British comedian Miranda Hart as Nurse Chummy. (Photo: Laurence Cendrowicz/Neal Street Productions)

While the BBC initially assumed the audience would be fairly old, Harris said, the series drew double the usual number of 16-to-24-year olds on Sunday nights, as families watched together and young people tuned in to see popular comedian Hart, who plays the awkward nurse Chummy.

Overall, the episodes averaged 10 million viewers, and the audience for the final episode in February surged to 11.4 million viewers. The viewership surpassed ratings for the first season of Downton Abbey, making Call the Midwife the most-watched new drama on record for the BBC. The “audience appreciation index,” measuring how a statistically representative panel of viewers reacts in an online survey, of 94 (out of 100) was the highest the BBC had had in years, Harris said. A Christmas special and eight more hours are currently in production.

PBS’s promotional team has created a tune-in campaign aimed at generating a similar audience response in the U.S. Harris  and several actors in the drama appeared during the Television Critics Association summer press tour to publicize the series. PBS is also promoting the show through a paid media campaign that includes spots on local cable and broadcast TV, radio spots, select magazine ads and digital advertising, said spokesperson Carrie Johnson.

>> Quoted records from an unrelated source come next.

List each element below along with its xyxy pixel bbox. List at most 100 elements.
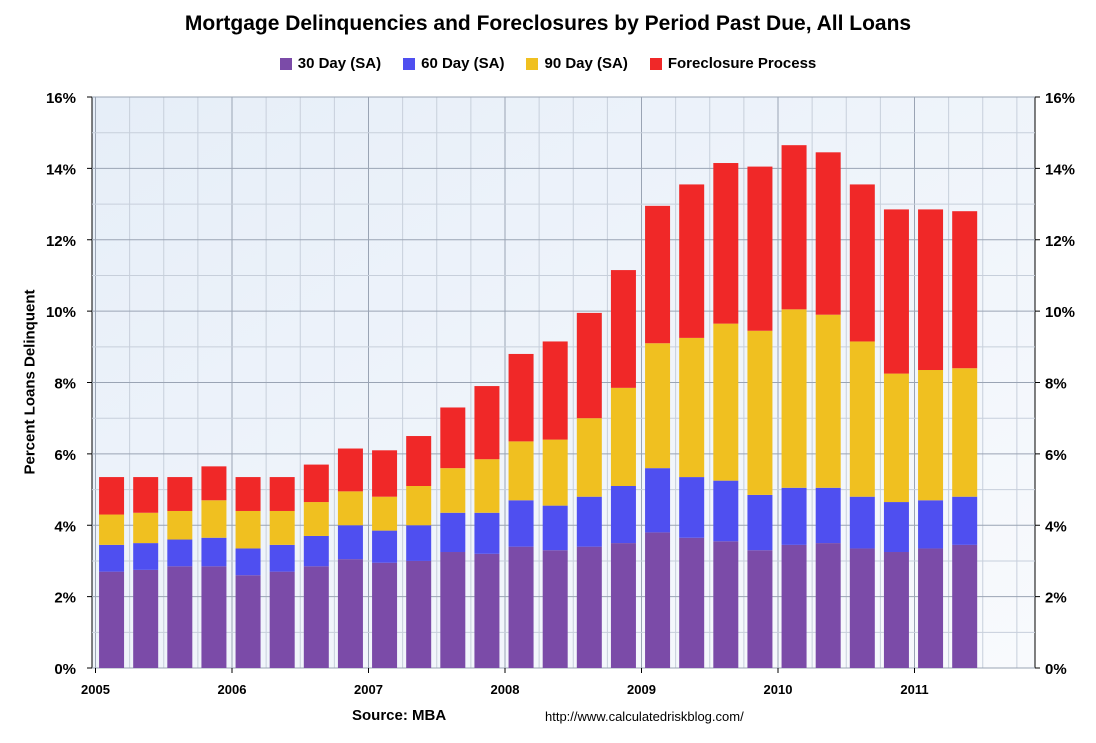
legend-item-60-day: 60 Day (SA) bbox=[403, 55, 504, 72]
bar-foreclosure bbox=[133, 477, 159, 513]
bar-30-day bbox=[849, 548, 875, 668]
bar-foreclosure bbox=[167, 477, 193, 511]
bar-90-day bbox=[918, 370, 944, 501]
bar-30-day bbox=[99, 571, 125, 668]
bar-90-day bbox=[201, 500, 227, 538]
bar-60-day bbox=[883, 502, 909, 553]
bar-90-day bbox=[269, 510, 295, 545]
bar-foreclosure bbox=[645, 205, 671, 344]
bar-foreclosure bbox=[815, 152, 841, 315]
bar-60-day bbox=[849, 496, 875, 549]
bar-foreclosure bbox=[747, 166, 773, 331]
bar-30-day bbox=[645, 532, 671, 668]
bar-60-day bbox=[508, 500, 534, 547]
bar-60-day bbox=[781, 487, 807, 545]
bar-90-day bbox=[474, 459, 500, 513]
bar-foreclosure bbox=[952, 211, 978, 369]
bar-30-day bbox=[269, 571, 295, 668]
bars bbox=[99, 145, 978, 668]
bar-foreclosure bbox=[406, 436, 432, 486]
bar-30-day bbox=[440, 552, 466, 668]
bar-90-day bbox=[133, 512, 159, 544]
bar-30-day bbox=[610, 543, 636, 668]
legend-item-foreclosure: Foreclosure Process bbox=[649, 55, 816, 72]
bar-90-day bbox=[337, 491, 363, 526]
bar-60-day bbox=[815, 487, 841, 544]
bar-90-day bbox=[508, 441, 534, 501]
bar-foreclosure bbox=[201, 466, 227, 501]
legend-swatch-foreclosure bbox=[649, 57, 662, 70]
legend-item-90-day: 90 Day (SA) bbox=[526, 55, 628, 72]
bar-foreclosure bbox=[610, 270, 636, 388]
y-tick-label-right: 4% bbox=[1045, 518, 1067, 535]
bar-90-day bbox=[99, 514, 125, 545]
bar-30-day bbox=[303, 566, 329, 668]
bar-90-day bbox=[781, 309, 807, 488]
bar-60-day bbox=[372, 530, 398, 563]
y-tick-label-left: 12% bbox=[46, 233, 76, 250]
bar-60-day bbox=[337, 525, 363, 560]
chart-title: Mortgage Delinquencies and Foreclosures … bbox=[184, 12, 912, 35]
bar-foreclosure bbox=[303, 464, 329, 503]
bar-60-day bbox=[474, 512, 500, 554]
bar-30-day bbox=[474, 553, 500, 668]
bar-90-day bbox=[849, 341, 875, 497]
bar-30-day bbox=[918, 548, 944, 668]
y-tick-label-right: 14% bbox=[1045, 161, 1075, 178]
legend: 30 Day (SA) 60 Day (SA) 90 Day (SA) Fore… bbox=[0, 55, 1096, 72]
bar-60-day bbox=[576, 496, 602, 547]
bar-90-day bbox=[303, 502, 329, 536]
x-tick-label-year: 2010 bbox=[764, 682, 793, 697]
bar-60-day bbox=[747, 494, 773, 551]
source-label: Source: MBA bbox=[352, 707, 447, 724]
bar-30-day bbox=[576, 546, 602, 668]
bar-foreclosure bbox=[679, 184, 705, 338]
y-tick-label-left: 10% bbox=[46, 304, 76, 321]
bar-60-day bbox=[918, 500, 944, 549]
bar-foreclosure bbox=[781, 145, 807, 310]
bar-60-day bbox=[133, 543, 159, 570]
bar-60-day bbox=[440, 512, 466, 553]
bar-60-day bbox=[610, 485, 636, 544]
bar-30-day bbox=[679, 537, 705, 668]
bar-30-day bbox=[542, 550, 568, 668]
bar-30-day bbox=[781, 544, 807, 668]
legend-label-90-day: 90 Day (SA) bbox=[544, 55, 628, 72]
bar-60-day bbox=[952, 496, 978, 545]
bar-90-day bbox=[167, 510, 193, 540]
y-tick-label-left: 4% bbox=[54, 518, 76, 535]
bar-30-day bbox=[337, 559, 363, 668]
y-tick-label-right: 10% bbox=[1045, 304, 1075, 321]
bar-30-day bbox=[133, 569, 159, 668]
bar-30-day bbox=[713, 541, 739, 668]
bar-foreclosure bbox=[269, 477, 295, 511]
y-tick-label-left: 2% bbox=[54, 590, 76, 607]
bar-60-day bbox=[303, 535, 329, 567]
bar-90-day bbox=[679, 337, 705, 478]
y-tick-label-left: 8% bbox=[54, 376, 76, 393]
bar-90-day bbox=[883, 373, 909, 503]
bar-30-day bbox=[508, 546, 534, 668]
y-tick-label-right: 12% bbox=[1045, 233, 1075, 250]
legend-item-30-day: 30 Day (SA) bbox=[279, 55, 382, 72]
bar-60-day bbox=[167, 539, 193, 567]
url-label: http://www.calculatedriskblog.com/ bbox=[545, 709, 744, 724]
bar-90-day bbox=[610, 387, 636, 486]
legend-swatch-90-day bbox=[526, 57, 539, 70]
y-tick-label-right: 0% bbox=[1045, 661, 1067, 678]
bar-90-day bbox=[235, 510, 261, 549]
bar-60-day bbox=[713, 480, 739, 542]
bar-foreclosure bbox=[337, 448, 363, 492]
bar-foreclosure bbox=[883, 209, 909, 374]
bar-60-day bbox=[269, 544, 295, 572]
bar-90-day bbox=[645, 343, 671, 469]
y-tick-label-left: 14% bbox=[46, 161, 76, 178]
bar-60-day bbox=[201, 537, 227, 567]
bar-30-day bbox=[406, 560, 432, 668]
bar-90-day bbox=[952, 368, 978, 497]
bar-30-day bbox=[815, 543, 841, 668]
bar-30-day bbox=[952, 544, 978, 668]
legend-label-30-day: 30 Day (SA) bbox=[297, 55, 382, 72]
bar-60-day bbox=[235, 548, 261, 576]
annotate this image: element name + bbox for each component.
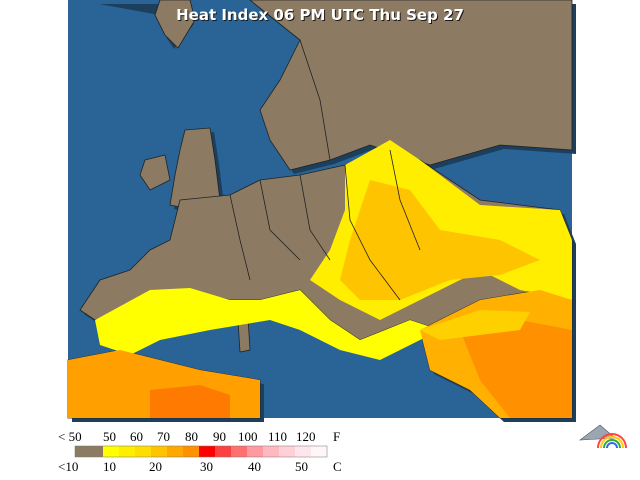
legend-label: 70 <box>157 429 170 444</box>
legend-unit: C <box>333 459 342 474</box>
legend-label: < 50 <box>58 429 82 444</box>
legend-unit: F <box>333 429 340 444</box>
map-title: Heat Index 06 PM UTC Thu Sep 27 <box>176 6 464 24</box>
legend-label: 90 <box>213 429 226 444</box>
map <box>67 0 576 422</box>
legend-label: 50 <box>295 459 308 474</box>
legend-label: 80 <box>185 429 198 444</box>
legend-label: 100 <box>238 429 258 444</box>
legend: < 50 50 60 70 80 90 100 110 120 F <10 10… <box>58 429 342 474</box>
logo <box>579 424 627 449</box>
legend-label: <10 <box>58 459 78 474</box>
legend-label: 20 <box>149 459 162 474</box>
title-shadow: Heat Index 06 PM UTC Thu Sep 27 <box>177 7 465 25</box>
legend-label: 60 <box>130 429 143 444</box>
legend-label: 110 <box>268 429 287 444</box>
legend-label: 120 <box>296 429 316 444</box>
legend-label: 40 <box>248 459 261 474</box>
legend-label: 10 <box>103 459 116 474</box>
legend-label: 50 <box>103 429 116 444</box>
legend-label: 30 <box>200 459 213 474</box>
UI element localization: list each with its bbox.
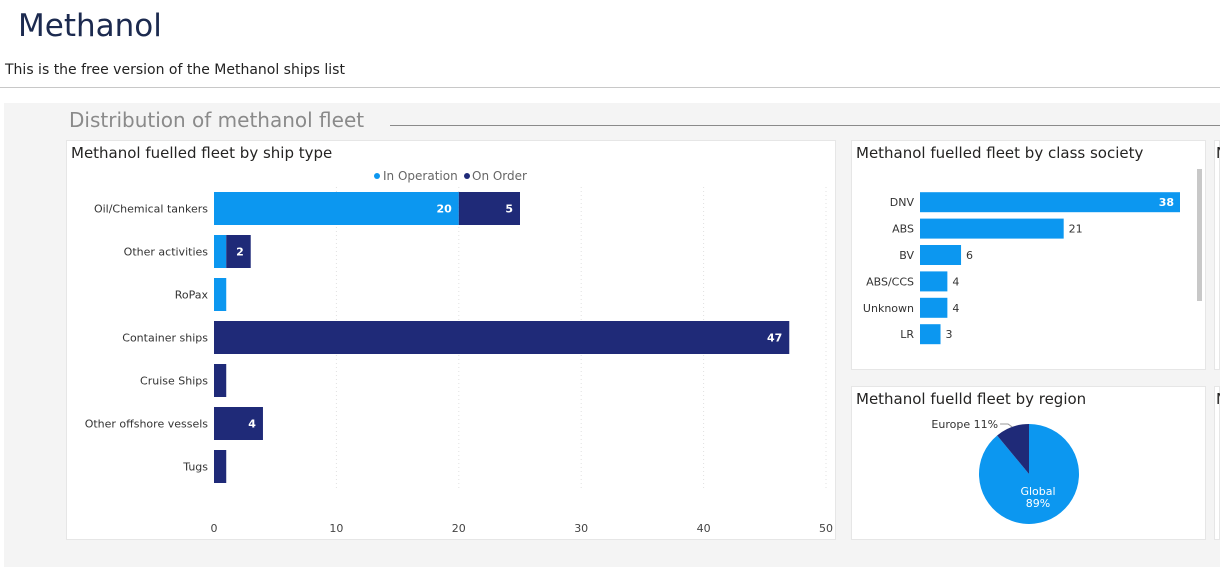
bar-segment	[214, 192, 459, 225]
bar	[920, 192, 1180, 213]
chart-title: N	[1216, 390, 1220, 408]
ship-type-chart: In Operation On Order 0 10 20 30 40 50 Oil/Chemi…	[85, 169, 833, 535]
data-label: 20	[436, 203, 452, 216]
leader-line	[1000, 423, 1013, 428]
category-label: Other activities	[124, 246, 209, 259]
chart-title: Methanol fuelld fleet by region	[856, 390, 1087, 408]
header-divider	[0, 87, 1220, 88]
data-label: 4	[952, 275, 959, 288]
category-label: Oil/Chemical tankers	[94, 203, 208, 216]
ship-type-chart-card[interactable]: Methanol fuelled fleet by ship type In O…	[66, 140, 836, 540]
data-label: 2	[236, 246, 244, 259]
data-label: 3	[946, 328, 953, 341]
data-label: 4	[952, 302, 959, 315]
data-label: 4	[248, 418, 256, 431]
data-label: 47	[767, 332, 782, 345]
category-label: ABS	[892, 223, 914, 236]
data-label: 21	[1069, 223, 1083, 236]
x-tick-label: 0	[211, 522, 218, 535]
x-tick-label: 10	[329, 522, 343, 535]
bar	[920, 245, 962, 265]
bar-segment	[214, 278, 227, 311]
category-label: RoPax	[175, 289, 209, 302]
chart-legend: In Operation On Order	[374, 169, 527, 183]
x-tick-label: 50	[819, 522, 833, 535]
bar	[920, 324, 941, 345]
bar-segment	[214, 235, 227, 268]
bar-segment	[214, 364, 227, 397]
data-label: 5	[505, 203, 513, 216]
section-divider	[390, 125, 1220, 126]
data-label: 38	[1159, 196, 1174, 209]
x-tick-label: 30	[574, 522, 588, 535]
bar	[920, 271, 948, 292]
class-society-chart-card[interactable]: Methanol fuelled fleet by class society …	[851, 140, 1206, 370]
legend-marker	[374, 173, 380, 179]
page-title: Methanol	[18, 8, 162, 44]
cut-off-card-bottom[interactable]: N	[1214, 386, 1220, 540]
legend-marker	[464, 173, 470, 179]
category-label: DNV	[890, 196, 915, 209]
bar-segment	[226, 235, 251, 268]
category-label: Cruise Ships	[140, 375, 208, 388]
pie-slice	[997, 424, 1029, 474]
chart-title: N	[1216, 144, 1220, 162]
chart-title: Methanol fuelled fleet by class society	[856, 144, 1144, 162]
bar	[920, 297, 948, 318]
legend-entry: In Operation	[383, 169, 458, 183]
page-subtitle: This is the free version of the Methanol…	[5, 62, 345, 78]
legend-entry: On Order	[472, 169, 527, 183]
cut-off-card-top[interactable]: N	[1214, 140, 1220, 370]
bar-segment	[214, 321, 790, 354]
class-society-chart: DNV 38 ABS 21 BV 6 ABS/CCS 4 Unknown 4 LR 3	[863, 192, 1180, 345]
bar-segment	[458, 192, 520, 225]
category-label: ABS/CCS	[866, 275, 914, 288]
chart-title: Methanol fuelled fleet by ship type	[71, 144, 333, 162]
bar-segment	[214, 450, 227, 483]
slice-label: Global	[1020, 485, 1055, 498]
bar-segment	[214, 407, 263, 440]
section-title: Distribution of methanol fleet	[69, 108, 365, 132]
scrollbar[interactable]	[1197, 169, 1202, 301]
slice-value-label: 89%	[1026, 497, 1050, 510]
region-chart-card[interactable]: Methanol fuelld fleet by region Global 89…	[851, 386, 1206, 540]
x-tick-label: 20	[452, 522, 466, 535]
category-label: Unknown	[863, 302, 914, 315]
category-label: LR	[900, 328, 914, 341]
category-label: Other offshore vessels	[85, 418, 209, 431]
category-label: BV	[899, 249, 914, 262]
data-label: 6	[966, 249, 973, 262]
bar	[920, 218, 1064, 239]
x-tick-label: 40	[697, 522, 711, 535]
category-label: Container ships	[122, 332, 208, 345]
category-label: Tugs	[182, 461, 208, 474]
slice-label: Europe 11%	[931, 418, 998, 431]
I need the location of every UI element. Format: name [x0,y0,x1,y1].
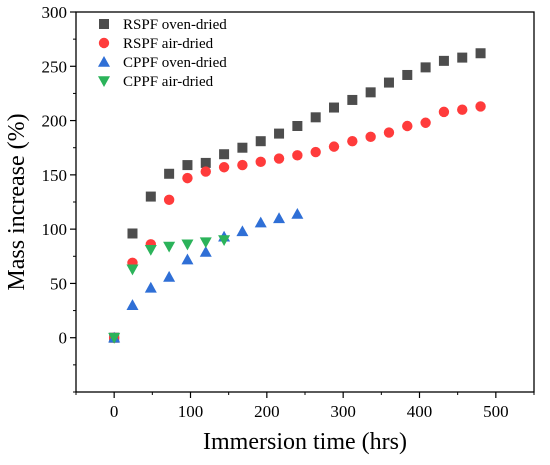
y-tick-label: 200 [42,112,68,131]
legend-item: CPPF air-dried [98,74,214,90]
legend-marker [98,76,110,87]
data-point [402,120,413,132]
data-point [273,212,286,224]
data-point [402,69,413,80]
x-tick-label: 200 [254,402,280,421]
data-point [383,127,395,138]
axis-ticks: 0 100 200 300 400 500 0 50 100 150 200 250 300 [42,3,535,421]
data-point [200,166,211,177]
data-point [457,52,468,63]
data-point [144,244,157,256]
x-tick-label: 0 [110,402,119,421]
data-point [237,142,248,153]
data-point [291,207,304,219]
data-point [145,191,156,202]
legend-marker [98,37,110,49]
data-point [199,237,212,249]
data-point [181,239,194,251]
y-tick-label: 0 [59,329,68,348]
data-point [365,87,376,98]
data-point [438,106,450,118]
data-point [181,253,194,265]
y-tick-label: 50 [50,274,67,293]
data-point [383,77,394,88]
data-point [218,235,231,246]
data-point [438,55,449,66]
x-tick-label: 400 [407,402,433,421]
data-point [292,121,303,131]
y-tick-label: 250 [42,57,68,76]
data-point [237,159,248,171]
y-tick-label: 100 [42,220,68,239]
data-point [420,62,431,73]
data-point [254,216,267,228]
legend-label: CPPF air-dried [123,74,214,90]
x-tick-label: 500 [483,402,509,421]
legend-label: CPPF oven-dried [123,55,227,71]
data-point [365,131,376,143]
legend-label: RSPF oven-dried [123,17,227,33]
data-point [347,136,358,147]
data-point [255,156,266,168]
data-marks [108,48,486,344]
data-point [328,141,340,152]
data-point [347,94,358,105]
data-point [163,270,176,282]
data-point [163,241,176,253]
series-3 [108,207,304,343]
legend-label: RSPF air-dried [123,36,214,52]
x-tick-label: 300 [330,402,356,421]
x-axis-title: Immersion time (hrs) [203,429,407,455]
y-axis-title: Mass increase (%) [4,113,30,290]
data-point [310,146,321,158]
y-tick-label: 300 [42,3,68,22]
data-point [164,168,175,179]
data-point [127,228,138,239]
data-point [199,245,212,257]
legend-item: CPPF oven-dried [98,55,227,71]
data-point [255,136,266,147]
data-point [274,128,285,139]
series-1 [109,48,486,343]
data-point [219,149,230,160]
data-point [329,102,340,113]
legend-marker [98,56,110,67]
legend-item: RSPF oven-dried [99,17,227,33]
data-point [182,160,193,171]
data-point [273,153,285,164]
legend-item: RSPF air-dried [98,36,214,52]
series-2 [108,101,486,343]
data-point [420,117,431,128]
data-point [236,225,249,237]
data-point [163,194,175,206]
data-point [292,150,303,161]
y-tick-label: 150 [42,166,68,185]
data-point [475,101,486,112]
data-point [108,332,121,344]
data-point [126,299,139,310]
legend-marker [99,19,109,29]
data-point [310,112,321,123]
data-point [126,264,139,276]
series-4 [108,235,231,344]
x-tick-label: 100 [178,402,204,421]
data-point [182,172,193,184]
data-point [457,104,468,115]
data-point [144,281,157,293]
data-point [200,157,211,168]
data-point [218,162,230,173]
data-point [475,48,486,59]
legend: RSPF oven-dried RSPF air-dried CPPF oven-d… [98,17,227,90]
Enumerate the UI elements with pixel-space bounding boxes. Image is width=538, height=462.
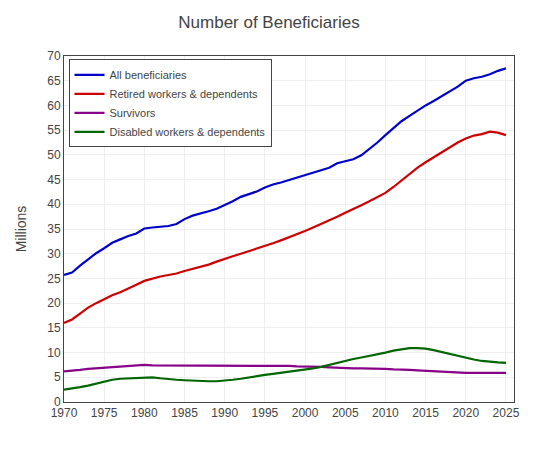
svg-text:Millions: Millions — [13, 206, 29, 253]
svg-text:1985: 1985 — [171, 406, 198, 420]
svg-text:50: 50 — [47, 148, 61, 162]
svg-text:5: 5 — [54, 370, 61, 384]
svg-text:2010: 2010 — [372, 406, 399, 420]
svg-text:2005: 2005 — [332, 406, 359, 420]
svg-text:70: 70 — [47, 49, 61, 63]
svg-text:45: 45 — [47, 173, 61, 187]
svg-text:1980: 1980 — [131, 406, 158, 420]
svg-text:1995: 1995 — [252, 406, 279, 420]
svg-text:Disabled workers & dependents: Disabled workers & dependents — [110, 126, 266, 138]
svg-text:15: 15 — [47, 321, 61, 335]
svg-text:10: 10 — [47, 346, 61, 360]
svg-text:Number of Beneficiaries: Number of Beneficiaries — [178, 13, 359, 32]
svg-text:35: 35 — [47, 222, 61, 236]
svg-text:30: 30 — [47, 247, 61, 261]
svg-text:2025: 2025 — [493, 406, 520, 420]
svg-text:1975: 1975 — [91, 406, 118, 420]
svg-text:1970: 1970 — [51, 406, 78, 420]
svg-text:25: 25 — [47, 272, 61, 286]
svg-text:2015: 2015 — [412, 406, 439, 420]
svg-text:40: 40 — [47, 197, 61, 211]
svg-text:Survivors: Survivors — [110, 107, 156, 119]
svg-text:All beneficiaries: All beneficiaries — [110, 69, 188, 81]
svg-text:0: 0 — [54, 395, 61, 409]
svg-text:1990: 1990 — [211, 406, 238, 420]
svg-text:Retired workers & dependents: Retired workers & dependents — [110, 88, 258, 100]
svg-text:60: 60 — [47, 99, 61, 113]
svg-text:65: 65 — [47, 74, 61, 88]
svg-text:20: 20 — [47, 296, 61, 310]
svg-text:2020: 2020 — [452, 406, 479, 420]
svg-text:2000: 2000 — [292, 406, 319, 420]
svg-text:55: 55 — [47, 123, 61, 137]
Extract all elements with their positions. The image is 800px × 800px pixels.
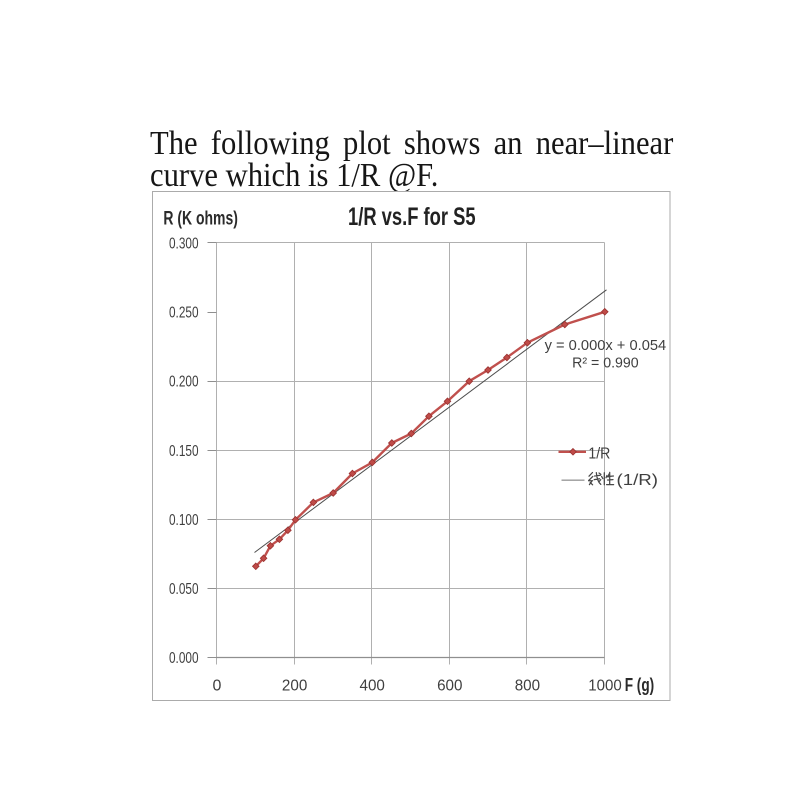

Stations are also planning to leverage the broadcast on their own behalf. Some 90 to 100 stations participated in a PBS-led webinar on tactics for using the show for development purposes, Wilson said, and PBS has provided stations with a toolkit for local screenings, as well as on-air promos and clips. Some 20 stations are hosting events, Johnson said. So far the show has not lined up a national corporate sponsor, however.

If PBS likes the early ratings for Call the Midwife, Wilson said, it can buy rights to the second season, creating the possibility that new episodes could run early next year, “if not simultaneous with the UK, shortly thereafter.” That would essentially mean that PBS would have the drama series as a staple for 15 weeks this season.

That would please Masterpiece Executive Producer Rebecca Eaton, who even before Call the Midwife surfaced had already been discussing with PBS the possibility of having British drama as a lead-in. The new show, she said, “has the potential of being a series with legs, which would be great to have, because that’s how people are watching television now, as returning series, witness Downton Abbey.”

“While I don’t know that this is signaling an exclusively ‘drama at 8’ strategy, what it does is build on our intention to have high-caliber programming that will serve as a strong first hour of prime lead-in to Masterpiece,” Wilson said.